Mon avis sur les tomes précédents : Tomes 1&2 – Tome 3 – Tomes 4 à 6 – Tomes 7 à 9 –
Résumons un peu les choses : à chaque sortie de tome de Blue Lock, ou de mise en avant de l’anime, on a les mêmes rappels que le titre serait un vil manga de droite, là où d’autres mangas sportifs comme son « concurrent » Ao Ashi seraient bien plus sains dans leur démarche et dans leur discours. Une focale mise sur le sens étonnante, là où on en parle finalement assez peu bien souvent, ne laissant que peu de place à des paroles dissonantes. Or, depuis le début, je me questionne personnellement sur cette fameuse nature de manga vantant des valeurs libérales et individualistes, notamment de par le fait que j’ai personnellement le sentiment qu’au contraire, le titre ne cherche pas à embellir les comportements montrés, mais bien les critiquer.

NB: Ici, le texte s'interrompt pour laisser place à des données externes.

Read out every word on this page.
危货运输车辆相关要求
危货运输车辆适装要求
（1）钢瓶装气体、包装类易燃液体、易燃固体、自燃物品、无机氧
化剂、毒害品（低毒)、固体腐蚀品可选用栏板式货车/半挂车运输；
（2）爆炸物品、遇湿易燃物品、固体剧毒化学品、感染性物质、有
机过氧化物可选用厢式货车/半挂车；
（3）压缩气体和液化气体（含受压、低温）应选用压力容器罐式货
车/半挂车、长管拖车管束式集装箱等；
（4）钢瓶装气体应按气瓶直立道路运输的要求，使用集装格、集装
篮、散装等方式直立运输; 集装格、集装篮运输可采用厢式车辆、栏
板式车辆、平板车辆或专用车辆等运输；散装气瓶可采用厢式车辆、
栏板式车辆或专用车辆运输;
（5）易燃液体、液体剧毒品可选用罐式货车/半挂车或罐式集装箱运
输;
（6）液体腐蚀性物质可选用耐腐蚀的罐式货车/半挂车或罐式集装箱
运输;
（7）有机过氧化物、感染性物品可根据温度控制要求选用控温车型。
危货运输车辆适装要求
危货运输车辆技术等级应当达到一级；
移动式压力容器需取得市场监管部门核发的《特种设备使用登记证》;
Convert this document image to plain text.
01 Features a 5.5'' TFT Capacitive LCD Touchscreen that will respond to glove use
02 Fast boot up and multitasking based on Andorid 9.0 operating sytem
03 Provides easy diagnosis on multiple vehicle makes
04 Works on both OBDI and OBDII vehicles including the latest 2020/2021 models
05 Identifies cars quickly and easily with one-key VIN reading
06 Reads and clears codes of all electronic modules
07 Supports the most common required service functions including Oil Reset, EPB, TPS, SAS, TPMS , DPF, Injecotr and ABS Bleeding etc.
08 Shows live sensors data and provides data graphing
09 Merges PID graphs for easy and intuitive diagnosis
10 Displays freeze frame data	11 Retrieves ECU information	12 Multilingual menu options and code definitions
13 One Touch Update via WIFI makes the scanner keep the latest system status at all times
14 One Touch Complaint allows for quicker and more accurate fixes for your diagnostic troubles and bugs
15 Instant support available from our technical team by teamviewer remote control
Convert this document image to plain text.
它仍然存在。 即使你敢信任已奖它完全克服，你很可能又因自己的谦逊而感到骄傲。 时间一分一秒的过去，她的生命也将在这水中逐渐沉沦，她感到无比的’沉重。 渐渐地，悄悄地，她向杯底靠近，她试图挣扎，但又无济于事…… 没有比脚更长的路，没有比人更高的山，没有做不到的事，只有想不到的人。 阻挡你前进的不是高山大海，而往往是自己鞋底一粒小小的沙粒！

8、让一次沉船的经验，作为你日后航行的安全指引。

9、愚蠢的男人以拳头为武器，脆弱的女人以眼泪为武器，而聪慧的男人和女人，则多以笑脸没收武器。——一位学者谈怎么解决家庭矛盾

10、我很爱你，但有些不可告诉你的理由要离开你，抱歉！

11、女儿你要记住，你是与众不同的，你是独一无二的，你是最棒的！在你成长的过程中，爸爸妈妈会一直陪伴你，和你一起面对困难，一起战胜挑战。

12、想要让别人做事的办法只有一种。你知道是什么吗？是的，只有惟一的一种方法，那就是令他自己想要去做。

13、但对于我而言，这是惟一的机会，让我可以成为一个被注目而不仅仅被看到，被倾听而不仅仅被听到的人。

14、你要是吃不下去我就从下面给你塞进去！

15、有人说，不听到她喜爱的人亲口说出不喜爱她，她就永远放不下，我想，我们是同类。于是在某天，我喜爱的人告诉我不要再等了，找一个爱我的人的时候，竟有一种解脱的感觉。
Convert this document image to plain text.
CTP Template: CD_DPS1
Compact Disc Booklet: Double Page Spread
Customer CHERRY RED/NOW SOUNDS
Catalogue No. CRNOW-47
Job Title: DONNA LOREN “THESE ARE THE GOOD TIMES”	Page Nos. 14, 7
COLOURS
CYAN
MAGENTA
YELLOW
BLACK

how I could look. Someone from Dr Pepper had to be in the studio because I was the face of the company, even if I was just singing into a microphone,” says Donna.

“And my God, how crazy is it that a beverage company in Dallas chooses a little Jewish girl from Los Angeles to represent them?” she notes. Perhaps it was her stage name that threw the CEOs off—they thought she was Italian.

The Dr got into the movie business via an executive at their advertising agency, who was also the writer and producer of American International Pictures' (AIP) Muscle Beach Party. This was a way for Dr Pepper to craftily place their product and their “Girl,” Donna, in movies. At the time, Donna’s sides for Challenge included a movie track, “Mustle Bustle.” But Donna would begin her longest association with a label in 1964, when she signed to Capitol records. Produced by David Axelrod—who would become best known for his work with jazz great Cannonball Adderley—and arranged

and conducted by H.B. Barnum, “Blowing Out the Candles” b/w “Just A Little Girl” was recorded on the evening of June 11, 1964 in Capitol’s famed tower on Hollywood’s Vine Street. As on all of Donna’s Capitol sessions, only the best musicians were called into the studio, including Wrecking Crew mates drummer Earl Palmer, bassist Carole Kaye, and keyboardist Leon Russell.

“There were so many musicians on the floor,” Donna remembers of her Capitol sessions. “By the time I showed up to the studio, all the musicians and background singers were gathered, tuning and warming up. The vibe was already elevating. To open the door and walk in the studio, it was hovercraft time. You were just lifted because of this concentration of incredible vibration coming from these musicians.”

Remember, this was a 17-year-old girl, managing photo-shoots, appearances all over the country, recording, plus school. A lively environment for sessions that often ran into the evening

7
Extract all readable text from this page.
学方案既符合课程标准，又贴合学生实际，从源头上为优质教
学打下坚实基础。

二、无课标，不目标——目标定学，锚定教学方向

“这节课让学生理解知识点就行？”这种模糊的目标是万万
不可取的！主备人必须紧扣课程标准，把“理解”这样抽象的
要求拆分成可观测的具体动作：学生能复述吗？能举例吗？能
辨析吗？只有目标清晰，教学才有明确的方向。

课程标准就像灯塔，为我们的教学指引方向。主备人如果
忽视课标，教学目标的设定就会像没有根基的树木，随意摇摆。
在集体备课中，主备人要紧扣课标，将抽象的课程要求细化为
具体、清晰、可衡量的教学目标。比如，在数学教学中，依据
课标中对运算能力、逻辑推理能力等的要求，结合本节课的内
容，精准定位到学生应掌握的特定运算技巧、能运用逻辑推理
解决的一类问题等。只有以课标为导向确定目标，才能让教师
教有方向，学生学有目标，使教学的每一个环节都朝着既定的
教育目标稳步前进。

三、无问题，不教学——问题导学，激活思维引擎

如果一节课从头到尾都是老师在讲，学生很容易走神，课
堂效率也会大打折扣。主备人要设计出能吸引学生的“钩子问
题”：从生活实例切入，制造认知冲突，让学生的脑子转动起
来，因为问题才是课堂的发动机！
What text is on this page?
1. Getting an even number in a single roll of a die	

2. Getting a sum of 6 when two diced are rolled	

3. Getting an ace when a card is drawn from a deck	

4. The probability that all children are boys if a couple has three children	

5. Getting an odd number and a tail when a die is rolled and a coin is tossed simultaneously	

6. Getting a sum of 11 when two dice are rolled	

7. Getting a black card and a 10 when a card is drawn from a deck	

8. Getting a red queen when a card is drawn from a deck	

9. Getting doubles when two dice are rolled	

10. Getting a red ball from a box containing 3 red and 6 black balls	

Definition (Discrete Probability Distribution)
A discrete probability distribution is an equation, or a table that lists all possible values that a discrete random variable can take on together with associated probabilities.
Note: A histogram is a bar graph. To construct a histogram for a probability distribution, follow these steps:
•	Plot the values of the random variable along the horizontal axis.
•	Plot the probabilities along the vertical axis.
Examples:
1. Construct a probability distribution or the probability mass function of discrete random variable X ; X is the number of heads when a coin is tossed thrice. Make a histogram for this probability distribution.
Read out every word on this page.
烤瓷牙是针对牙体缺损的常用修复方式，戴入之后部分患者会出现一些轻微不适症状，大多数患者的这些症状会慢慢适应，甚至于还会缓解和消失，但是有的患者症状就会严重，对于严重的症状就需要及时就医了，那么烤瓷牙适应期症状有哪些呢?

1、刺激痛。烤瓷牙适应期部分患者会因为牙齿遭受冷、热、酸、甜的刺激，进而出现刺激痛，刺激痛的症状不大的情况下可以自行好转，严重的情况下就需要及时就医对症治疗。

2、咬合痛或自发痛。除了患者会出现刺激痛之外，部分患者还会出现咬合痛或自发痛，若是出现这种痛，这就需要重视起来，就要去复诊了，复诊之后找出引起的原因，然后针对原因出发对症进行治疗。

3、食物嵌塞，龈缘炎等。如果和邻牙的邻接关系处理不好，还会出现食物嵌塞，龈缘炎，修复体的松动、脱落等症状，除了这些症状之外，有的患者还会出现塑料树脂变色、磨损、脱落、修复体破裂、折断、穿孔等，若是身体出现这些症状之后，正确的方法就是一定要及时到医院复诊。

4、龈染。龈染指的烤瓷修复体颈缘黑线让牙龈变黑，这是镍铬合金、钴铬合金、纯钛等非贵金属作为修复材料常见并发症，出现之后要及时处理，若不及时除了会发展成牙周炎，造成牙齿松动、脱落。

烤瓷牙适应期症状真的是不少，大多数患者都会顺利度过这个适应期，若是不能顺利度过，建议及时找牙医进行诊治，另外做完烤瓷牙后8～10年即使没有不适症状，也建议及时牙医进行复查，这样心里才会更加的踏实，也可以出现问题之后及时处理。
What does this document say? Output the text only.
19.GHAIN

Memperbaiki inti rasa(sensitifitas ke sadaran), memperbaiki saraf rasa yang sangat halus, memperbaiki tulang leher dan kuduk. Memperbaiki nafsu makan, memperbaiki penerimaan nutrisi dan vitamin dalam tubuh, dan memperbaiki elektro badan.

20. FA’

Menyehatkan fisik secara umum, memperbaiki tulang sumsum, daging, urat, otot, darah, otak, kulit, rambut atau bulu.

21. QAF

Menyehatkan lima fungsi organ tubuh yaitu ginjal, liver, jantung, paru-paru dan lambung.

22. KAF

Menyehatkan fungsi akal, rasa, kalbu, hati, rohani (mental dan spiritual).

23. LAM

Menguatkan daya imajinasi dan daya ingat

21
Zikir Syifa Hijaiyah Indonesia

Je ne l’avais pas abordé jusque là, mais je trouve que ce n’est pas une mauvaise idée de revenir sur les autres titres du scénariste, Muneyuki Kaneshiro, notamment Jagaaan et On l’a fait, tous deux disponibles en France. Le premier ne cache clairement pas sa charge critique quant à certains éléments de la société japonaise d’une part, mais aussi des frustrations et des névroses bassement humaines. On l’a fait, de son côté, semble porteur de la même charge critique, même si elle se manifeste différemment et via d’autres leviers, par le biais de son portrait de jeunes oisifs. Et même les mangas que je n’ai pas lu, notamment Billion Dogs, semblent dès leur pitch porteurs de certaines réflexions en lien avec les différences de classe sociale notamment.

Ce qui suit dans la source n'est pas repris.